Billy's hospitalised Yiayia gives him a bucket list: to "fix" his distant gym-obsessed younger brother, to find a girlfriend for his (gay) older brother, and to find his mother a husband. This may sound like the setup for a cliche-ridden romcom, but the result sidesteps genre banality in all sorts of delicious ways.
Weaving realistic, relevant use of Twitter and other social media into the text, the book delves into Greek-Australian stereotypes and realities, the world of internet dating, and the brittleness of first impressions. But at the core of the book is a funny, tender, winning story of a seventeen-year-old boy who loves his Yiayia; that, in modern teen literature, is rare enough.

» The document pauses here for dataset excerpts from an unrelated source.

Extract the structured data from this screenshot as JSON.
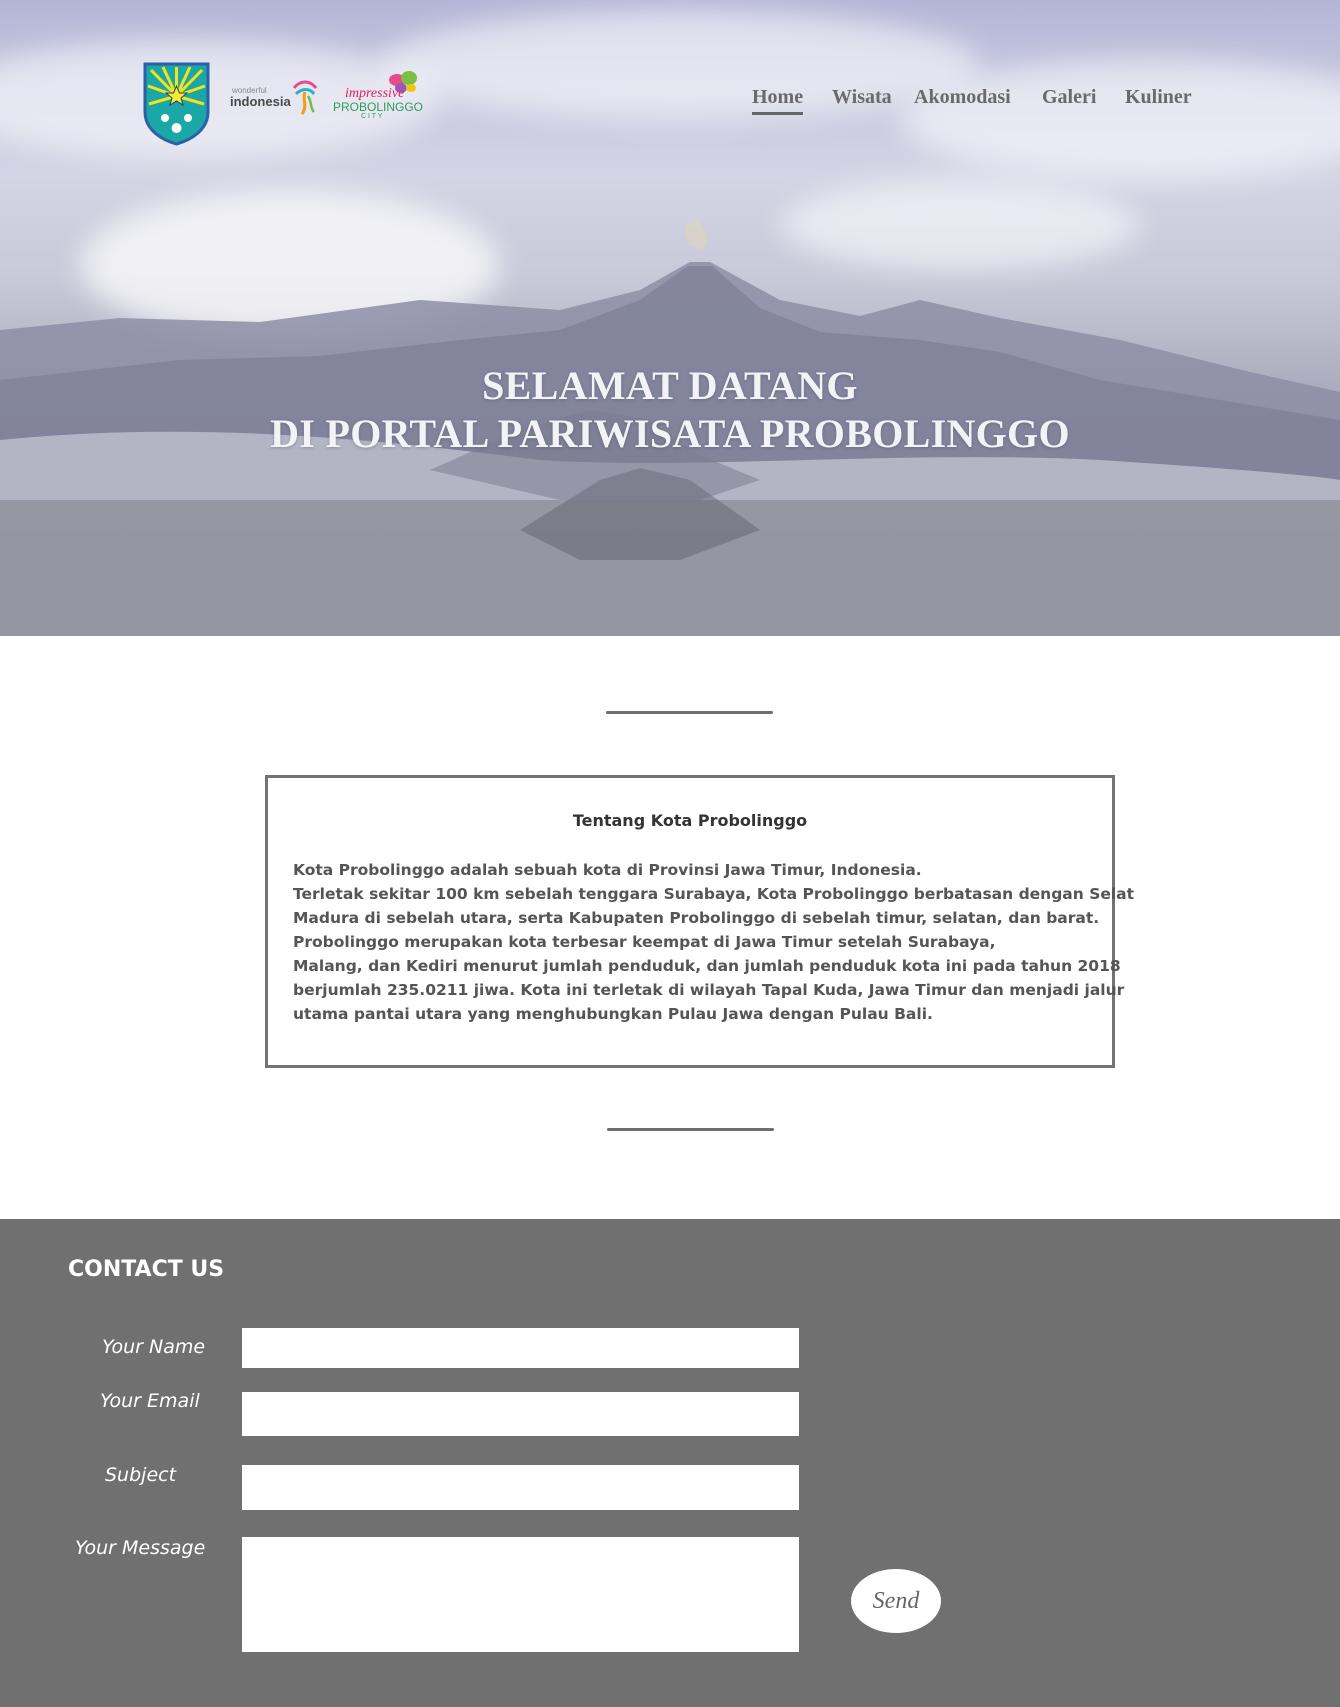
{
  "header": {
    "nav": [
      {
        "label": "Home",
        "active": true
      },
      {
        "label": "Wisata",
        "active": false
      },
      {
        "label": "Akomodasi",
        "active": false
      },
      {
        "label": "Galeri",
        "active": false
      },
      {
        "label": "Kuliner",
        "active": false
      }
    ],
    "logos": {
      "wonderful_small": "wonderful",
      "wonderful_big": "indonesia",
      "impressive_top": "impressive",
      "impressive_mid": "PROBOLINGGO",
      "impressive_bottom": "C I T Y"
    }
  },
  "hero": {
    "line1": "SELAMAT DATANG",
    "line2": "DI PORTAL PARIWISATA PROBOLINGGO"
  },
  "about": {
    "title": "Tentang Kota Probolinggo",
    "lines": [
      "Kota Probolinggo adalah sebuah kota di Provinsi Jawa Timur, Indonesia.",
      "Terletak sekitar 100 km sebelah tenggara Surabaya, Kota Probolinggo berbatasan dengan Selat",
      "Madura di sebelah utara, serta Kabupaten Probolinggo di sebelah timur, selatan, dan barat.",
      "Probolinggo merupakan kota terbesar keempat di Jawa Timur setelah Surabaya,",
      "Malang, dan Kediri menurut jumlah penduduk, dan jumlah penduduk kota ini pada tahun 2018",
      "berjumlah 235.0211 jiwa. Kota ini terletak di wilayah Tapal Kuda, Jawa Timur dan menjadi jalur",
      "utama pantai utara yang menghubungkan Pulau Jawa dengan Pulau Bali."
    ]
  },
  "contact": {
    "title": "CONTACT US",
    "name_label": "Your Name",
    "email_label": "Your Email",
    "subject_label": "Subject",
    "message_label": "Your Message",
    "name_value": "",
    "email_value": "",
    "subject_value": "",
    "message_value": "",
    "send_label": "Send"
  },
  "colors": {
    "contact_bg": "#707070",
    "nav_text": "#6a6a6a",
    "shield_teal": "#1aa7a6",
    "shield_yellow": "#f3e21c"
  }
}
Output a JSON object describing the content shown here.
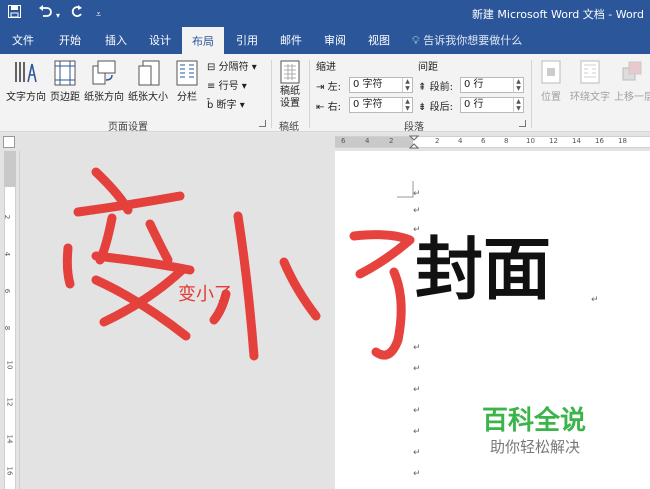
{
  "titlebar": {
    "save_icon": "save-icon",
    "undo_icon": "undo-icon",
    "redo_icon": "redo-icon",
    "customize_icon": "customize-qat-icon",
    "title": "新建 Microsoft Word 文档 - Word"
  },
  "tabs": [
    "文件",
    "开始",
    "插入",
    "设计",
    "布局",
    "引用",
    "邮件",
    "审阅",
    "视图"
  ],
  "active_tab": "布局",
  "tell_me": "告诉我你想要做什么",
  "ribbon": {
    "page_setup": {
      "text_direction": "文字方向",
      "margins": "页边距",
      "orientation": "纸张方向",
      "size": "纸张大小",
      "columns": "分栏",
      "breaks": "分隔符",
      "line_numbers": "行号",
      "hyphenation": "断字",
      "label": "页面设置"
    },
    "manuscript": {
      "button": "稿纸\n设置",
      "label": "稿纸"
    },
    "paragraph": {
      "indent_label": "缩进",
      "spacing_label": "间距",
      "left_label": "左:",
      "left_value": "0 字符",
      "right_label": "右:",
      "right_value": "0 字符",
      "before_label": "段前:",
      "before_value": "0 行",
      "after_label": "段后:",
      "after_value": "0 行",
      "label": "段落"
    },
    "arrange": {
      "position": "位置",
      "wrap_text": "环绕文字",
      "bring_forward": "上移一层"
    }
  },
  "rulers": {
    "h_left": [
      "6",
      "4",
      "2"
    ],
    "h_right": [
      "2",
      "4",
      "6",
      "8",
      "10",
      "12",
      "14",
      "16",
      "18"
    ],
    "v": [
      "2",
      "4",
      "6",
      "8",
      "10",
      "12",
      "14",
      "16"
    ]
  },
  "document": {
    "heading": "封面",
    "annotation_label": "变小了",
    "handwritten": "变小了"
  },
  "watermark": {
    "line1": "百科全说",
    "line2": "助你轻松解决"
  },
  "colors": {
    "accent": "#2b579a",
    "ink": "#e53935",
    "watermark": "#3bb54a"
  }
}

Quotes beneath spoiler tags; but they're not particularly spoilery.
"He shrugged. ‘I don't really know him either,' he said. ‘There's this app for my phone. All the guys that are near you pop up and you can chat to them. The expectation is that you're on it to do stuff.'
Sticks had hooked up with guys at parties, but they never did anything serious. I'd expected that the I-had-sex conversation would come after the there's-this-guy-I-like confession and the this-is-so-and-so introduction. He'd always said he wanted it to mean something. But instead he'd downloaded an app, where there was an expectation . . . "
"‘You know you don't have to do that, right?'
‘Says the able-bodied hetero kid,' Sticks said. ‘If you think you have to jump through hoops to find someone – then my hoops are spinning. And they're on fire.'
Sticks was like baking paper, nothing ever stuck to him. But in an instant, he'd become fragile."